Kilian Salerno May, Gary Y Yang, Nikhil I Khushalani, Rameela Chandrasekhar, Gregory E Wilding, Leayn Flaherty, Harish K Malhotra, Richard C Russo, John C Warner, Johnny C Yap, Renuka V Iyer, Chukwumere E Nwogu, Saikrishna S Yendamuri, John F Gibbs, Hector R Nava, Dominick Lamonica, Charles R Thomas

Abstract

Background: Information on differential renal function following abdominal chemoradiation is limited. This study evaluated the association between renal function as measured by biochemical endpoints and scintigraphy and dose volume parameters in patients with gastrointestinal malignancies.
Methods: Patients who received abdominal chemoradiation between 2002 and 2009 were identified for this study. Technetium99m MAG-3 scintigraphy and laboratory data were obtained prior to and after chemoradiation in 6 month intervals. Factors assessed included age, gender, hypertension, diabetes, and dose volume parameters. Renal function was assessed by biochemical endpoints and renal scintigraphy.

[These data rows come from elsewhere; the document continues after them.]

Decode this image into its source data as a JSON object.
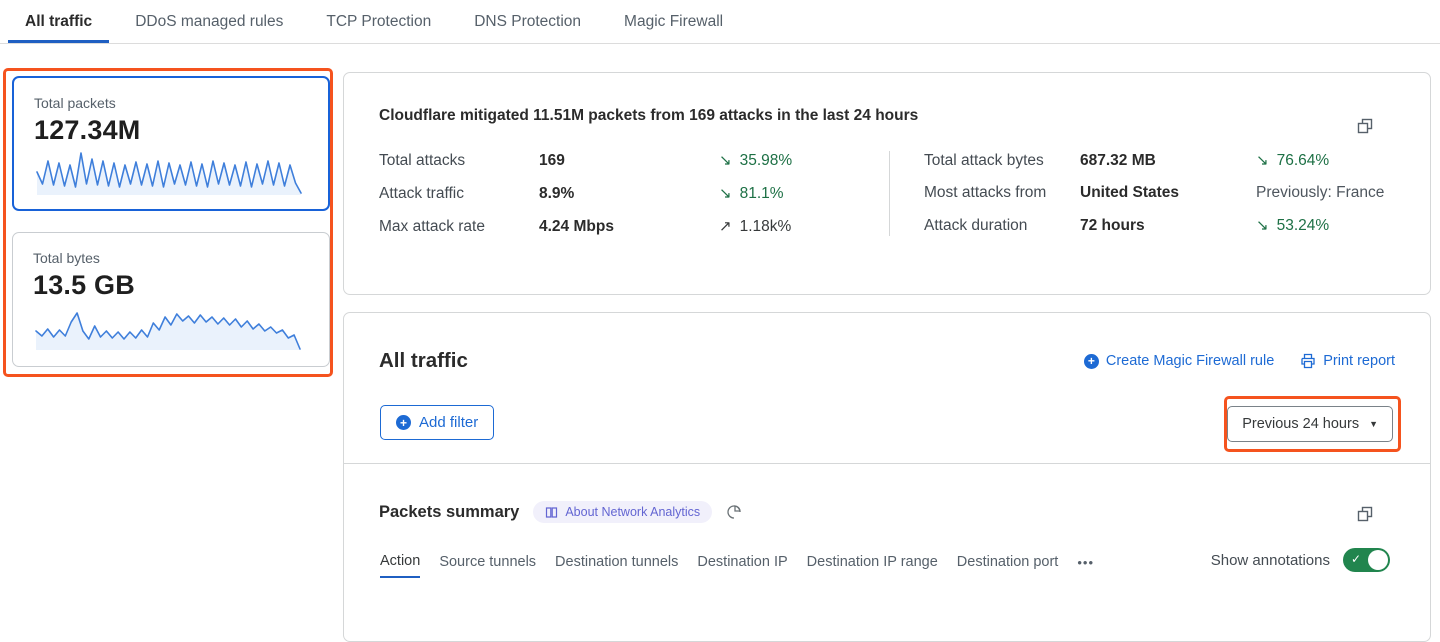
{
  "header": {
    "tabs": [
      {
        "label": "All traffic",
        "active": true
      },
      {
        "label": "DDoS managed rules",
        "active": false
      },
      {
        "label": "TCP Protection",
        "active": false
      },
      {
        "label": "DNS Protection",
        "active": false
      },
      {
        "label": "Magic Firewall",
        "active": false
      }
    ]
  },
  "sidebar": {
    "cards": [
      {
        "label": "Total packets",
        "value": "127.34M",
        "selected": true
      },
      {
        "label": "Total bytes",
        "value": "13.5 GB",
        "selected": false
      }
    ]
  },
  "summary": {
    "title": "Cloudflare mitigated 11.51M packets from 169 attacks in the last 24 hours",
    "stats": [
      {
        "label": "Total attacks",
        "value": "169",
        "arrow": "↘",
        "trend": "35.98%"
      },
      {
        "label": "Attack traffic",
        "value": "8.9%",
        "arrow": "↘",
        "trend": "81.1%"
      },
      {
        "label": "Max attack rate",
        "value": "4.24 Mbps",
        "arrow": "↗",
        "trend": "1.18k%"
      },
      {
        "label": "Total attack bytes",
        "value": "687.32 MB",
        "arrow": "↘",
        "trend": "76.64%"
      },
      {
        "label": "Most attacks from",
        "value": "United States",
        "arrow": "",
        "trend": "Previously: France"
      },
      {
        "label": "Attack duration",
        "value": "72 hours",
        "arrow": "↘",
        "trend": "53.24%"
      }
    ]
  },
  "traffic": {
    "title": "All traffic",
    "create_rule_label": "Create Magic Firewall rule",
    "print_label": "Print report",
    "add_filter_label": "Add filter",
    "time_range_label": "Previous 24 hours"
  },
  "packets": {
    "title": "Packets summary",
    "badge_label": "About Network Analytics",
    "subtabs": [
      {
        "label": "Action",
        "active": true
      },
      {
        "label": "Source tunnels",
        "active": false
      },
      {
        "label": "Destination tunnels",
        "active": false
      },
      {
        "label": "Destination IP",
        "active": false
      },
      {
        "label": "Destination IP range",
        "active": false
      },
      {
        "label": "Destination port",
        "active": false
      }
    ],
    "annotations_label": "Show annotations",
    "annotations_toggle": "on"
  },
  "icons": {
    "plus": "+",
    "caret_down": "▼",
    "more_dots": "•••",
    "check": "✓",
    "trend_down": "↘",
    "trend_up": "↗"
  },
  "colors": {
    "link_blue": "#1d6ad4",
    "tab_underline": "#1f5fc2",
    "annotation_orange": "#f5531e",
    "trend_green": "#1d7045",
    "toggle_green": "#21854e",
    "badge_purple": "#6365d2",
    "badge_bg": "#f1f0fb",
    "sparkline_blue": "#3f7fdb",
    "selected_card_border": "#1862d8"
  }
}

Results: Significant reductions in relative renal function of the primarily irradiated kidney and creatinine clearance were seen. Split renal function decreased from 49.75% pre-radiation to 47.74% and 41.28% at 6-12 months and >12 months post-radiation (p=0.0184). Creatinine clearance declined from 90.67ml/min pre-radiation to 82.23ml/min and 74.54ml/min at 6-12 months and >12 months post-radiation (p<0.0001). Univariate analysis of patients who had at least one post-radiation renogram showed the percent volumes of the primarily irradiated kidney receiving ≥ 25 Gy (V25) and 40 Gy (V40) were significantly associated with ≥5% decrease in relative renal function (p=0.0387 and p=0.0438 respectively).
Conclusions: Decline in split renal function using Technetium99m MAG-3 scintigraphy correlates with decrease in creatinine clearance and radiation dose-volume parameters following abdominal chemoradiation. Change in split perfusion can be detected as early as 6 months post- radiation. Scintigraphy may provide early determination and quantification of subclinical renal injury prior to clinical evidence of nephropathy.